Makna filosofi di balik penyembelihan ayam kampung hingga penguburan darah di halaman rumah merupakan suatu bentuk penguburan bala, mara bahaya, dan pemusnahan segala bentuk kejahatan dari muka bumi ini. Khususnya di tanah pekarangan yang telah menjadi tempat mereka sekeluarga. Di dalam Islam, ini masyhur dengan istilah tafa’ulan, yaitu berharap kebaikan dan keberkahan atas pemberian rezeki dari Yang Maha Kuasa, yakni berupa tanah pekarangan dan rumah yang ditempati.
“Umumnya, rokat pakarangan itu memang menyembelih ayam kampung, biasanya ayam jantan. Namun, ada pula yang tetap menyesuaikan dengan rokat-rokat para pendahulunya soal ayam yang disembelih. Ada yang menyembelih ayam warna putih, ada yang ayam warna hitam, itu warna bulu ayamnya ya, bukan dagingnya,” ujar Kiai Busyro seraya tertawa.
Tradisi rokat rumah dan pakarangan merupakan bentuk akulturasi dan harmonisasi antara ajaran Islam dengan tradisi Hindu Budha. Terbukti dengan adanya berupa tasyakuran atau selamatan, seperti membaca Al-Qur’an dan berdoa memohon keselamatan dengan warisan tradisi ajaran para leluhur yang berupa penyembelihan ayam kampung, penguburan darah serta berupa sesaji yang ditempatkan di dalam rumah tersebut.
Akulturasi budaya dan agama terletak pada istilah sesaji atau sesajen yang merupakan bagian dari ritual Hindu Budha.
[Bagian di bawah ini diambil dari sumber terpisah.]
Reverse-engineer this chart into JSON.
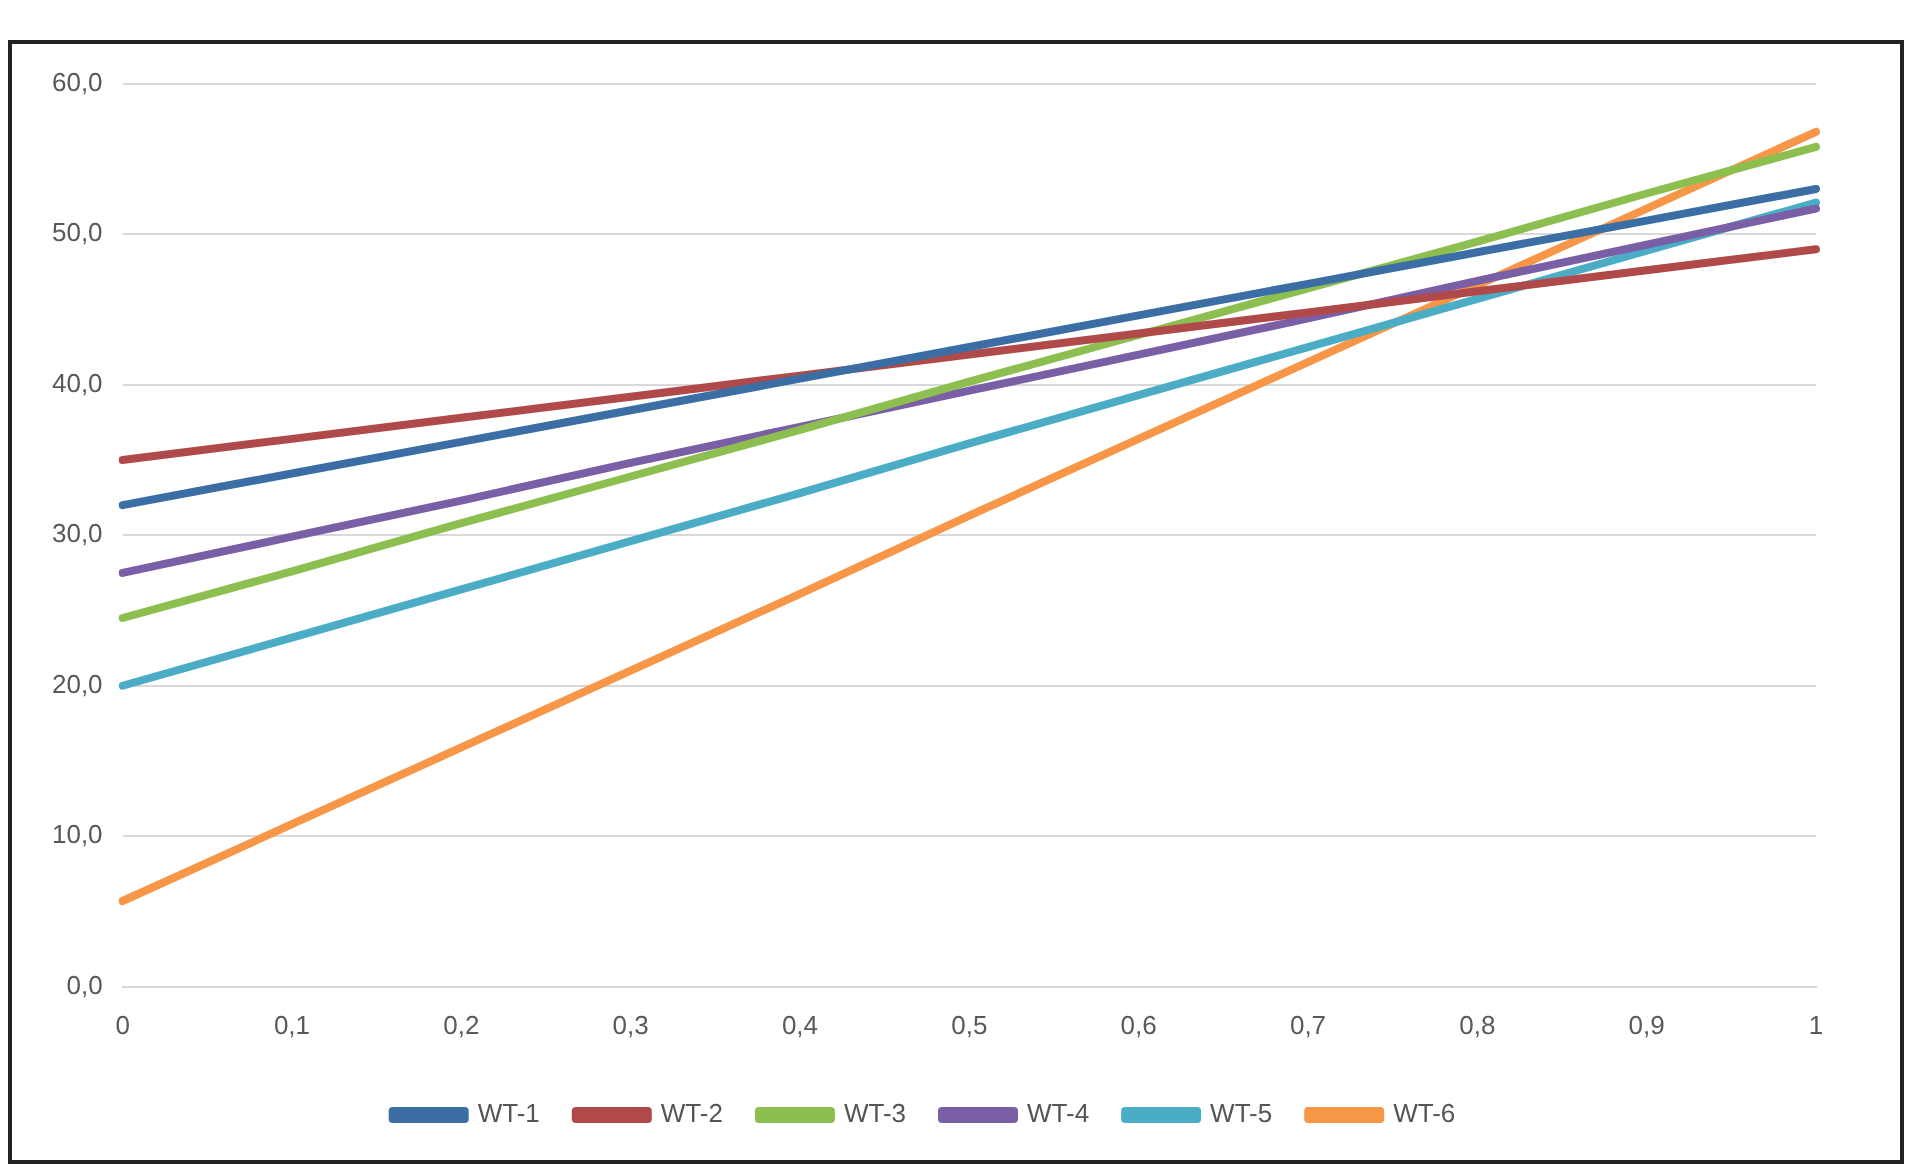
{
  "chart_data": {
    "type": "line",
    "categories": [
      "0",
      "0,1",
      "0,2",
      "0,3",
      "0,4",
      "0,5",
      "0,6",
      "0,7",
      "0,8",
      "0,9",
      "1"
    ],
    "series": [
      {
        "name": "WT-1",
        "color": "#3a6ea5",
        "values": [
          32.0,
          34.1,
          36.2,
          38.3,
          40.4,
          42.5,
          44.6,
          46.7,
          48.8,
          50.9,
          53.0
        ]
      },
      {
        "name": "WT-2",
        "color": "#b04a4a",
        "values": [
          35.0,
          36.4,
          37.8,
          39.2,
          40.6,
          42.0,
          43.4,
          44.8,
          46.2,
          47.6,
          49.0
        ]
      },
      {
        "name": "WT-3",
        "color": "#8cbf4f",
        "values": [
          24.5,
          27.6,
          30.8,
          33.9,
          37.0,
          40.2,
          43.3,
          46.4,
          49.5,
          52.7,
          55.8
        ]
      },
      {
        "name": "WT-4",
        "color": "#7a5ea6",
        "values": [
          27.5,
          29.9,
          32.3,
          34.8,
          37.2,
          39.6,
          42.0,
          44.4,
          46.9,
          49.3,
          51.7
        ]
      },
      {
        "name": "WT-5",
        "color": "#4bacc6",
        "values": [
          20.0,
          23.2,
          26.4,
          29.6,
          32.8,
          36.1,
          39.3,
          42.5,
          45.7,
          48.9,
          52.1
        ]
      },
      {
        "name": "WT-6",
        "color": "#f79646",
        "values": [
          5.7,
          10.8,
          15.9,
          21.0,
          26.1,
          31.3,
          36.4,
          41.5,
          46.6,
          51.7,
          56.8
        ]
      }
    ],
    "ylim": [
      0,
      60
    ],
    "yticks": [
      {
        "value": 0,
        "label": "0,0"
      },
      {
        "value": 10,
        "label": "10,0"
      },
      {
        "value": 20,
        "label": "20,0"
      },
      {
        "value": 30,
        "label": "30,0"
      },
      {
        "value": 40,
        "label": "40,0"
      },
      {
        "value": 50,
        "label": "50,0"
      },
      {
        "value": 60,
        "label": "60,0"
      }
    ],
    "grid": "y",
    "legend": "bottom",
    "marker": "none",
    "line_style": "solid"
  }
}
Sesaji tersebut dibungkus di dalam gerabah kecil terbuat dari tanah liat. Orang Madura mengenalnya dengan istilah “polo’ atau konthong” yang dikubur di dalam rumah yang bersangkutan, tepat lurus dengan pintu utama dan lurus ke atas dengan wuwungan atap tengah-tengah bangunan tersebut. Konthong yang dikubur di dalam rumah berisi kacang hijau, kacang karpis, jagung, paku, uang logam, dan paling atas berupa nasi putih lengkap dengan sambal serta ati ayam kampung yang sebelumnya telah disembelih.
Selain itu juga terdapat lima macam bubur warna-warni yang dibungkus daun pisang (Madura: Taker). Posisi peletakan bubur tersebut berbeda-beda, warna putih di arah timur, warna merah di arah barat, warna biru di atas, warna kuning di arah selatan, dan warna hitam di arah utara.
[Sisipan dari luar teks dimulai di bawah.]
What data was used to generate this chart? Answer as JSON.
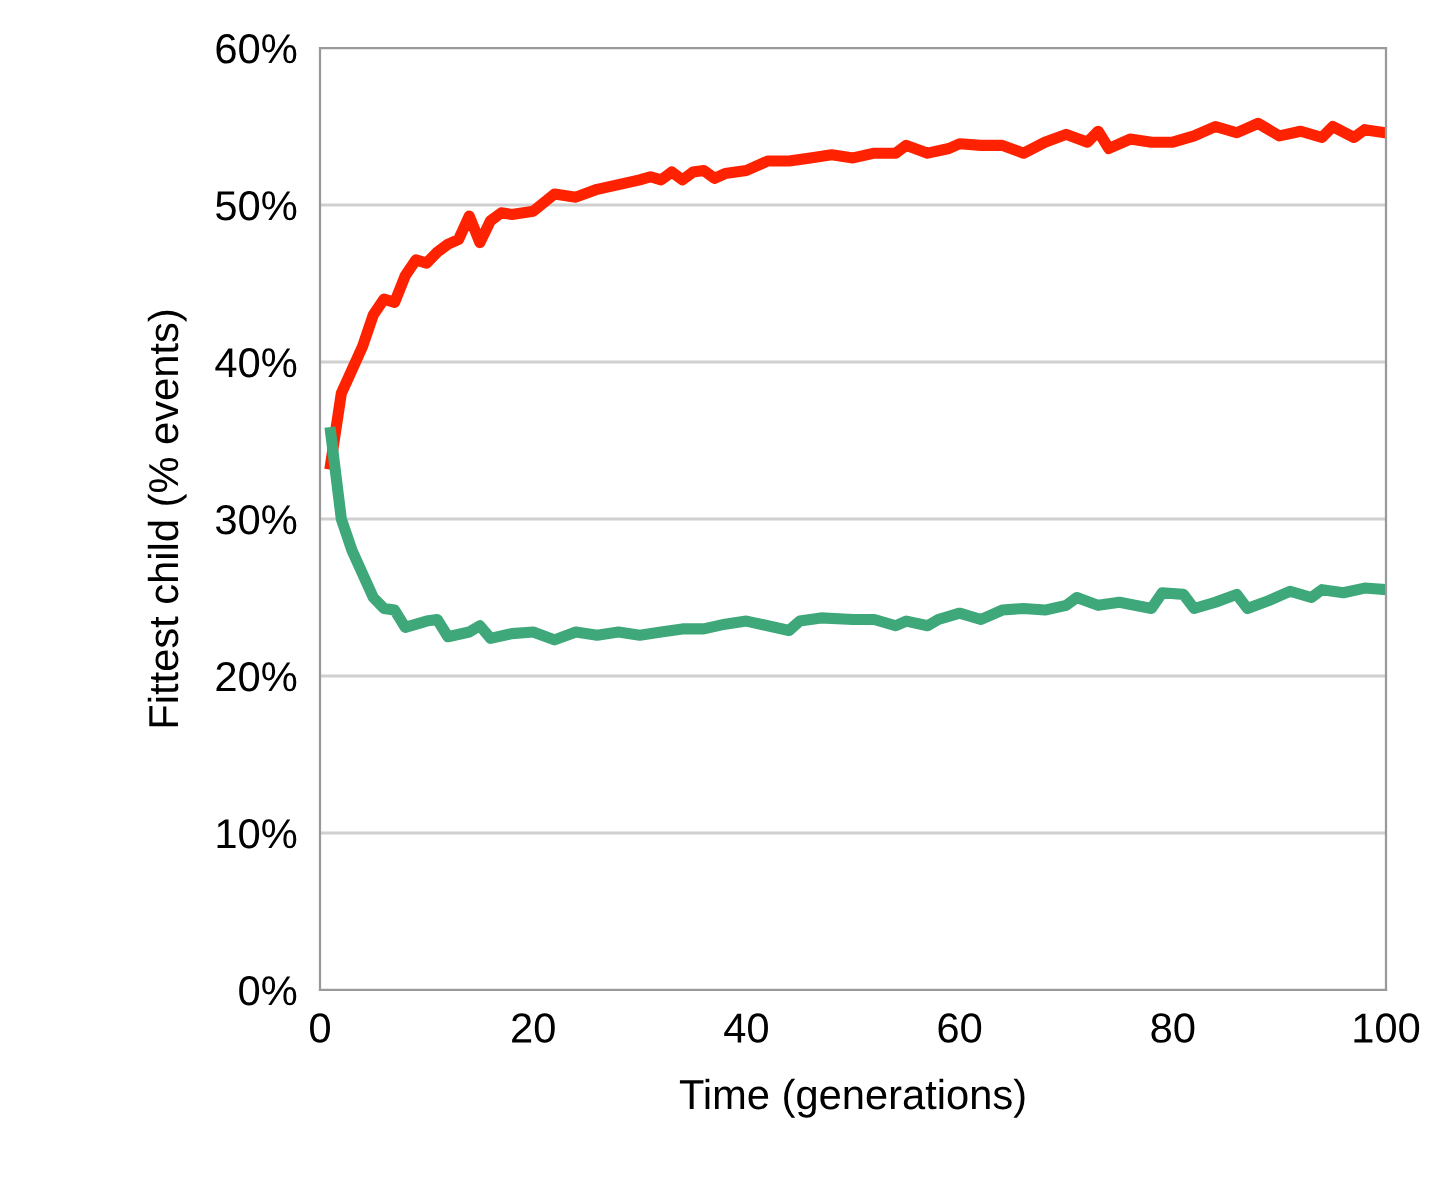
{
  "chart_data": {
    "type": "line",
    "xlabel": "Time (generations)",
    "ylabel": "Fittest child (% events)",
    "xlim": [
      0,
      100
    ],
    "xticks": [
      0,
      20,
      40,
      60,
      80,
      100
    ],
    "ylim": [
      0,
      60
    ],
    "yticks": [
      {
        "value": 0,
        "label": "0%"
      },
      {
        "value": 10,
        "label": "10%"
      },
      {
        "value": 20,
        "label": "20%"
      },
      {
        "value": 30,
        "label": "30%"
      },
      {
        "value": 40,
        "label": "40%"
      },
      {
        "value": 50,
        "label": "50%"
      },
      {
        "value": 60,
        "label": "60%"
      }
    ],
    "grid": "y",
    "marker": "none",
    "line_style": "solid",
    "series": [
      {
        "color": "#ff2200",
        "x": [
          1,
          2,
          3,
          4,
          5,
          6,
          7,
          8,
          9,
          10,
          11,
          12,
          13,
          14,
          15,
          16,
          17,
          18,
          20,
          22,
          24,
          26,
          28,
          30,
          31,
          32,
          33,
          34,
          35,
          36,
          37,
          38,
          40,
          42,
          44,
          46,
          48,
          50,
          52,
          54,
          55,
          57,
          59,
          60,
          62,
          64,
          66,
          68,
          70,
          72,
          73,
          74,
          76,
          78,
          80,
          82,
          84,
          86,
          88,
          90,
          92,
          94,
          95,
          97,
          98,
          100
        ],
        "values": [
          33.5,
          38,
          39.5,
          41,
          43,
          44,
          43.8,
          45.5,
          46.5,
          46.3,
          47,
          47.5,
          47.8,
          49.3,
          47.6,
          49,
          49.5,
          49.4,
          49.6,
          50.7,
          50.5,
          51,
          51.3,
          51.6,
          51.8,
          51.6,
          52.1,
          51.6,
          52.1,
          52.2,
          51.7,
          52,
          52.2,
          52.8,
          52.8,
          53,
          53.2,
          53,
          53.3,
          53.3,
          53.8,
          53.3,
          53.6,
          53.9,
          53.8,
          53.8,
          53.3,
          54,
          54.5,
          54,
          54.7,
          53.6,
          54.2,
          54,
          54,
          54.4,
          55,
          54.6,
          55.2,
          54.4,
          54.7,
          54.3,
          55,
          54.3,
          54.8,
          54.6
        ]
      },
      {
        "color": "#3ea87a",
        "x": [
          1,
          2,
          3,
          4,
          5,
          6,
          7,
          8,
          10,
          11,
          12,
          14,
          15,
          16,
          18,
          20,
          22,
          24,
          26,
          28,
          30,
          32,
          34,
          36,
          38,
          40,
          42,
          44,
          45,
          47,
          50,
          52,
          54,
          55,
          57,
          58,
          60,
          62,
          64,
          66,
          68,
          70,
          71,
          73,
          75,
          78,
          79,
          81,
          82,
          84,
          86,
          87,
          89,
          91,
          93,
          94,
          96,
          98,
          100
        ],
        "values": [
          35.5,
          30,
          28,
          26.5,
          25,
          24.3,
          24.2,
          23.1,
          23.5,
          23.6,
          22.5,
          22.8,
          23.2,
          22.4,
          22.7,
          22.8,
          22.3,
          22.8,
          22.6,
          22.8,
          22.6,
          22.8,
          23,
          23,
          23.3,
          23.5,
          23.2,
          22.9,
          23.5,
          23.7,
          23.6,
          23.6,
          23.2,
          23.5,
          23.2,
          23.6,
          24,
          23.6,
          24.2,
          24.3,
          24.2,
          24.5,
          25,
          24.5,
          24.7,
          24.3,
          25.3,
          25.2,
          24.3,
          24.7,
          25.2,
          24.3,
          24.8,
          25.4,
          25,
          25.5,
          25.3,
          25.6,
          25.5
        ]
      }
    ]
  }
}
Adapun sesajen yang diletakkan di pekarangan rumah, berupa nasi dan jajan pasar yang dibungkus “taker” dari daun pisang. Peletakan sesajin tersebut diletakkan di tiap-tiap pojok tanah warisan leluhur yang menjadi tempat berdirinya bangunan rumah, atau orang Madura bilangnya diletakkan “e paddhuna pakarangan atau pamengkang”.
Selain berupa sesajen, ranah agama mengimbanginya dengan cara bersadaqah, mengundang kiai, dan para tetangga guna membaca ayat suci Al-Qur’an, zikir-zikir serta permohonan do’a pangrokat yang menjadi ciri khas tradisi tersebut.
Kedatangan Islam pada masa terdahulu tidak pernah dilakukan dengan jalan kekerasan dan pemaksaan. Maka, para wali terdahulu mengakulturasi dakwahnya lewat budaya dan agama. Islam adalah agama yang rahmatan lil ‘aa-lamiien, para wali mengakomodasi kearifan lokal dan memasukkan nilai-nilai Islam ke dalamnya. Sehingga, Islam mudah diterima oleh masyarakat Nusantara ini, lebih khususnya masyarakat Madura.
Hal yang paling unik dari tradisi ini adalah harmonisasi sekaligus akulturasi antara tradisi atau budaya lokal dengan syariat agama Islam, serta sangat melekat pada diri masyarakat Madura. Tugas para generasi sekarang yakni menjaga dan melestarikan tradisi atau budaya sebagai bentuk kearifan lokal serta nilai-nilai luhur di balik filosofi tradisi tersebut. Dan semoga masih tetap lestari agar menjadi Madura yang jaya dan berbudaya.
“Intinya, rokat pakarangan itu bukanlah hal yang wajib. Tapi, akan menjadi baik jika kita melaksanakannya sebagai bentuk rasa syukur kita. Karena di dalam rokatan, rokat apapun itu termasuk rokat pakarangan itu berisi nilai-nilai agung di dalamnya, seperti pembacaan ayat-ayat suci Al-Qur’an dan zikir kepada Allah SWT. Semoga tradisi ini tetap terjaga hingga anak cucu kita nanti,” pungkas Kiai Busyro.